Coconut Oil Isn’t All That It’s Cracked Up to Be
If coconut oil is your go-to oil, read this.
According to many so-called experts, coconut oil is a cure-all that can do everything from clear up your skin to treat ulcers, burn fat, improve brain and heart health, among many other “amazing” benefits.
However, the scientific evidence to support coconut oil’s health benefits is still considered preliminary. Here’s what you need to know before swapping your olive oil for coconut oil.
Marketers of coconut oil claim the oil is rich medium-chain fatty acids, called MCTs (MCTs have between eight and 12 carbon atoms). MCTs are more easily burned as fuel and are thought to have health benefits compared to long-chain fatty acids. The problem is, the research on MCTs is generally with eight to 10-carbon fats and coconut oil is comprised of longer-chain MCTs of 12 and 14-carbon molecules, so studies that have used shorter chain MCTs don’t necessarily apply to coconut oil.

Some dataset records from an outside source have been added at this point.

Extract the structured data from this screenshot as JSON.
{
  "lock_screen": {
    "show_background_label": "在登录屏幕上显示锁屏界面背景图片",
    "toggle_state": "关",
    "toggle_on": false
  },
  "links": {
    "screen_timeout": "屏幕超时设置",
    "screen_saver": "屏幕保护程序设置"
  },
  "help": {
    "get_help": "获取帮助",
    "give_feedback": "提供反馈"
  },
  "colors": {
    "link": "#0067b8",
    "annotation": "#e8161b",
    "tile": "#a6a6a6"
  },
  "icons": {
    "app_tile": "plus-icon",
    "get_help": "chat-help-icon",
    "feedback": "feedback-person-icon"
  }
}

What’s more, much of the coconut oil sold in supermarkets and used in food products is highly refined and may lack some of the natural polyphenols present in virgin coconut oil. (This is similar to using a light olive oil instead of extra-virgin expeller pressed olive oil.)
It is 90 Percent Saturated Fat
Coconut oil is naturally rich in saturated fat, with 12-13 grams of saturated fat per tablespoon. In fact, it has more saturated fat than lard, butter and any of the popular vegetables oils like olive oil, corn, canola, safflower or soybean oils. That’s what makes it so firm and solid at room temperature. While the major saturated fat in coconut oil is lauric acid, it’s unclear whether or not this specific saturated fat is less unhealthy than other saturated fats.
Saturated fat is like blood sludge that raises harmful LDL cholesterol levels and theAmerican Heart Association recommends that we keep saturated fat to less than 7% of total calories. For a woman, that’s no more than 14 grams of saturated fat a day—or about what you get in a tablespoon of coconut oil.
The Bottom Line
Using virgin coconut oil on occasion when cooking and baking certainly won’t hurt you. However, eating lots (a tablespoon or more) of coconut oil daily for its health benefits is not yet recommended. And, if you’re struggling to lose weight, you’ll need to limit total calories so keep in mind that all fats contain 9 calories per gram, or 120 calories per tablespoon, so they pack in more than twice the calorie per weight compared to protein or carbohydrates.